So begins Isabel Kaplan’s electric and incisive debut novel about life at the bottom of the corporate ladder.
She’s young, she’s smart, she’s set up for success. She has a covetable assistant job at a television network, a well-connected feminist mother who only wants the best for her, a prescription for appetite-suppressing injections, and a relentless work ethic. What could possibly go wrong?

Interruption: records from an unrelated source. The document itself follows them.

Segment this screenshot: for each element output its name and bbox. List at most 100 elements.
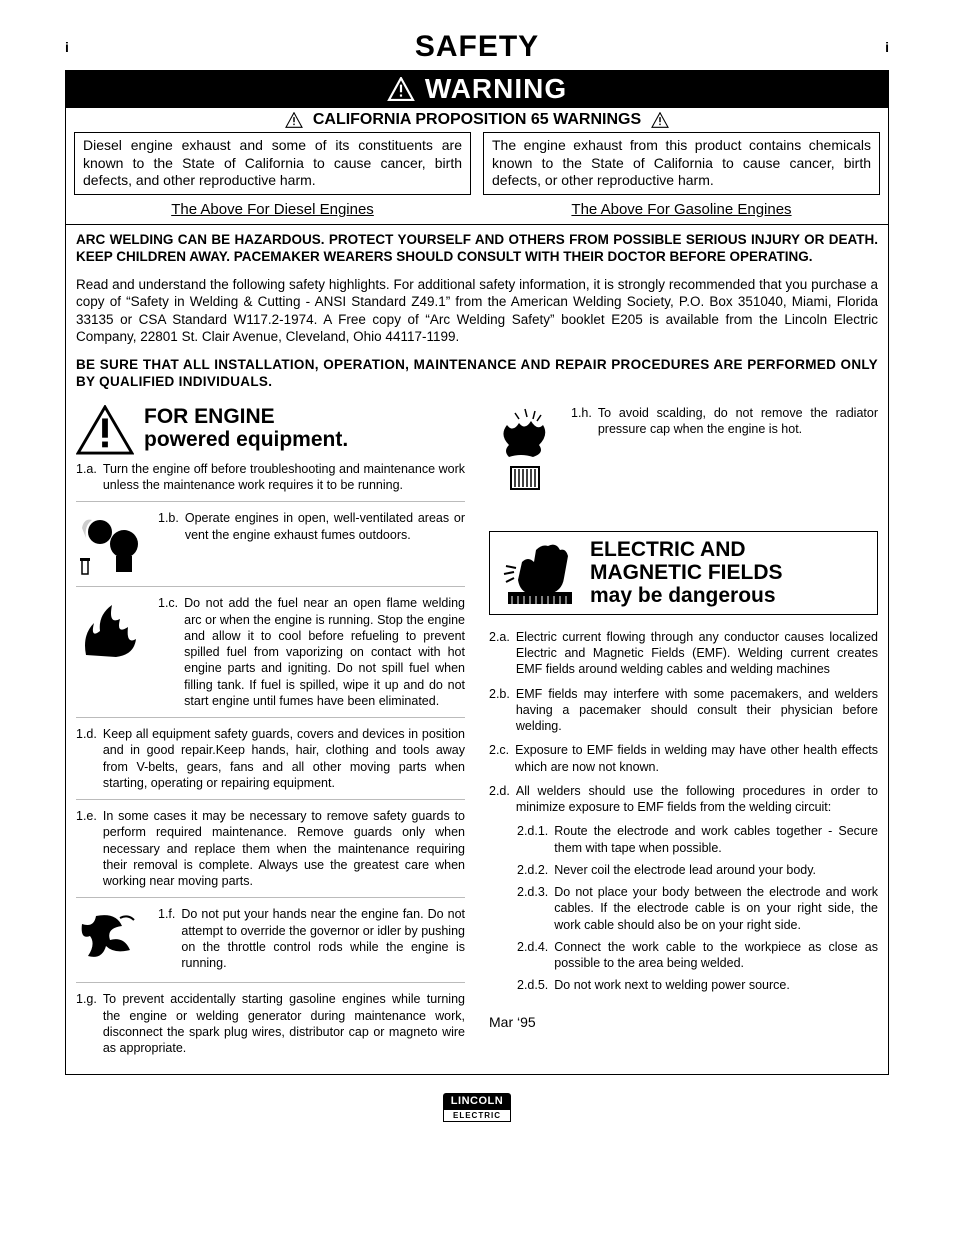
header-row: i SAFETY i xyxy=(65,30,889,64)
caution-triangle-icon xyxy=(76,405,134,455)
item-text: Electric current flowing through any con… xyxy=(516,629,878,678)
item-num: 2.d. xyxy=(489,783,510,816)
safety-title: SAFETY xyxy=(415,30,539,64)
item-num: 2.a. xyxy=(489,629,510,678)
warning-text: WARNING xyxy=(425,73,567,105)
item-text: Exposure to EMF fields in welding may ha… xyxy=(515,742,878,775)
item-text: Turn the engine off before troubleshooti… xyxy=(103,461,465,494)
sub-text: Do not work next to welding power source… xyxy=(554,977,878,993)
item-1c-row: 1.c. Do not add the fuel near an open fl… xyxy=(76,595,465,709)
flame-icon xyxy=(76,595,148,663)
item-num: 1.c. xyxy=(158,595,178,709)
item-text: In some cases it may be necessary to rem… xyxy=(103,808,465,889)
item-num: 1.f. xyxy=(158,906,175,971)
divider xyxy=(76,586,465,587)
sub-num: 2.d.3. xyxy=(517,884,548,933)
sub-text: Connect the work cable to the workpiece … xyxy=(554,939,878,972)
sub-num: 2.d.4. xyxy=(517,939,548,972)
sub-text: Route the electrode and work cables toge… xyxy=(554,823,878,856)
item-num: 1.a. xyxy=(76,461,97,494)
sub-num: 2.d.5. xyxy=(517,977,548,993)
prop65-boxes: Diesel engine exhaust and some of its co… xyxy=(66,132,888,199)
logo-brand: LINCOLN xyxy=(443,1093,511,1109)
divider xyxy=(76,799,465,800)
item-2b: 2.b. EMF fields may interfere with some … xyxy=(489,686,878,735)
alert-triangle-icon xyxy=(651,112,669,128)
diesel-caption: The Above For Diesel Engines xyxy=(74,201,471,218)
item-1g: 1.g. To prevent accidentally starting ga… xyxy=(76,991,465,1056)
item-1a: 1.a. Turn the engine off before troubles… xyxy=(76,461,465,494)
divider xyxy=(76,897,465,898)
item-text: Do not put your hands near the engine fa… xyxy=(181,906,465,971)
footer-logo: LINCOLN ELECTRIC xyxy=(65,1093,889,1122)
emf-title-line2: MAGNETIC FIELDS xyxy=(590,561,783,584)
gasoline-caption: The Above For Gasoline Engines xyxy=(483,201,880,218)
arc-warning-body: Read and understand the following safety… xyxy=(76,276,878,346)
sub-text: Do not place your body between the elect… xyxy=(554,884,878,933)
page-number-left: i xyxy=(65,39,69,55)
item-text: To avoid scalding, do not remove the rad… xyxy=(598,405,878,438)
item-num: 1.h. xyxy=(571,405,592,438)
logo-subbrand: ELECTRIC xyxy=(443,1109,511,1122)
item-2d2: 2.d.2. Never coil the electrode lead aro… xyxy=(517,862,878,878)
sub-num: 2.d.1. xyxy=(517,823,548,856)
item-2a: 2.a. Electric current flowing through an… xyxy=(489,629,878,678)
emf-title-line3: may be dangerous xyxy=(590,584,783,607)
item-1b-row: 1.b. Operate engines in open, well-venti… xyxy=(76,510,465,578)
item-1d: 1.d. Keep all equipment safety guards, c… xyxy=(76,726,465,791)
right-column: 1.h. To avoid scalding, do not remove th… xyxy=(489,405,878,1065)
item-num: 2.b. xyxy=(489,686,510,735)
engine-section-head: FOR ENGINE powered equipment. xyxy=(76,405,465,455)
item-2c: 2.c. Exposure to EMF fields in welding m… xyxy=(489,742,878,775)
page-number-right: i xyxy=(885,39,889,55)
emf-section-head-box: ELECTRIC AND MAGNETIC FIELDS may be dang… xyxy=(489,531,878,615)
warning-triangle-icon xyxy=(387,77,415,101)
fan-hazard-icon xyxy=(76,906,148,974)
item-text: All welders should use the following pro… xyxy=(516,783,878,816)
prop65-gasoline-box: The engine exhaust from this product con… xyxy=(483,132,880,195)
item-num: 1.b. xyxy=(158,510,179,543)
engine-section-title: FOR ENGINE powered equipment. xyxy=(144,405,348,451)
engine-title-line1: FOR ENGINE xyxy=(144,405,348,428)
prop65-heading-row: CALIFORNIA PROPOSITION 65 WARNINGS xyxy=(66,108,888,132)
prop65-diesel-box: Diesel engine exhaust and some of its co… xyxy=(74,132,471,195)
item-text: Do not add the fuel near an open flame w… xyxy=(184,595,465,709)
emf-title-line1: ELECTRIC AND xyxy=(590,538,783,561)
item-2d1: 2.d.1. Route the electrode and work cabl… xyxy=(517,823,878,856)
radiator-scald-icon xyxy=(489,405,561,495)
item-text: Operate engines in open, well-ventilated… xyxy=(185,510,465,543)
item-text: Keep all equipment safety guards, covers… xyxy=(103,726,465,791)
divider xyxy=(76,982,465,983)
left-column: FOR ENGINE powered equipment. 1.a. Turn … xyxy=(76,405,465,1065)
divider xyxy=(76,501,465,502)
arc-welding-block: ARC WELDING CAN BE HAZARDOUS. PROTECT YO… xyxy=(66,225,888,401)
arc-warning-bold: ARC WELDING CAN BE HAZARDOUS. PROTECT YO… xyxy=(76,231,878,266)
two-column-body: FOR ENGINE powered equipment. 1.a. Turn … xyxy=(66,401,888,1075)
warning-bar: WARNING xyxy=(65,70,889,108)
emf-hand-icon xyxy=(500,538,580,608)
ventilation-icon xyxy=(76,510,148,578)
item-2d3: 2.d.3. Do not place your body between th… xyxy=(517,884,878,933)
item-1h-row: 1.h. To avoid scalding, do not remove th… xyxy=(489,405,878,495)
emf-section-title: ELECTRIC AND MAGNETIC FIELDS may be dang… xyxy=(590,538,783,607)
divider xyxy=(76,717,465,718)
item-num: 1.e. xyxy=(76,808,97,889)
main-content-frame: CALIFORNIA PROPOSITION 65 WARNINGS Diese… xyxy=(65,108,889,1075)
qualified-individuals-note: BE SURE THAT ALL INSTALLATION, OPERATION… xyxy=(76,356,878,391)
item-2d: 2.d. All welders should use the followin… xyxy=(489,783,878,816)
item-1e: 1.e. In some cases it may be necessary t… xyxy=(76,808,465,889)
item-1f-row: 1.f. Do not put your hands near the engi… xyxy=(76,906,465,974)
item-num: 1.d. xyxy=(76,726,97,791)
sub-text: Never coil the electrode lead around you… xyxy=(554,862,878,878)
revision-date: Mar ‘95 xyxy=(489,1014,878,1030)
item-2d4: 2.d.4. Connect the work cable to the wor… xyxy=(517,939,878,972)
item-num: 2.c. xyxy=(489,742,509,775)
engine-title-line2: powered equipment. xyxy=(144,428,348,451)
alert-triangle-icon xyxy=(285,112,303,128)
item-text: To prevent accidentally starting gasolin… xyxy=(103,991,465,1056)
item-2d5: 2.d.5. Do not work next to welding power… xyxy=(517,977,878,993)
prop65-heading: CALIFORNIA PROPOSITION 65 WARNINGS xyxy=(313,111,641,129)
sub-num: 2.d.2. xyxy=(517,862,548,878)
item-num: 1.g. xyxy=(76,991,97,1056)
prop65-captions: The Above For Diesel Engines The Above F… xyxy=(66,199,888,224)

Compulsively readable and darkly comedic, NSFW explores the messiest parts of twenty-something life, from the indignities of entry level jobs to the elusive quest for self-acceptance. “Excellent book-club fodder” (Time), it’s a novel you’ll want to press into the hands of your coworkers and friends and one that marks the arrival of a major new literary voice.
PUBLISHERS WEEKLY
The daughter of a prominent victim's rights attorney navigates the treacherous pre-#MeToo television industry in Kaplan's well-crafted but unilluminating adult debut (after the YA novel Hancock Park). The unnamed narrator returns to her hometown of Los Angeles after graduating from Harvard and, after using her mother's connections, begins climbing the ladder at XBC, an upstart broadcasting network. As the narrator internalizes fatphobia and unrealistic beauty standards, and capitulates to and chafes against the casual misogyny at XBC, she tries to stay afloat in an environment teeming with sexual misconduct. Most intriguing, though, is the narrator's Sisyphean relationship with her famously feminist mother, who simultaneously longs for her daughter's success and resents it. Kaplan takes on heavy topics with an appealing frankness and snappy prose but doesn't offer anything new regarding the no-win scenarios faced by survivors of sexual violence when deciding whether to go public ("Come forward and your career is probably tanked. Stay silent and he won't have to answer for any of it," the narrator says to a colleague), and as a result her depiction of the double bind comes off as rather mundane. As a Hollywood coming-of-age story, this does the job, but those in search of a new take on the larger issues at play will be left unsatisfied.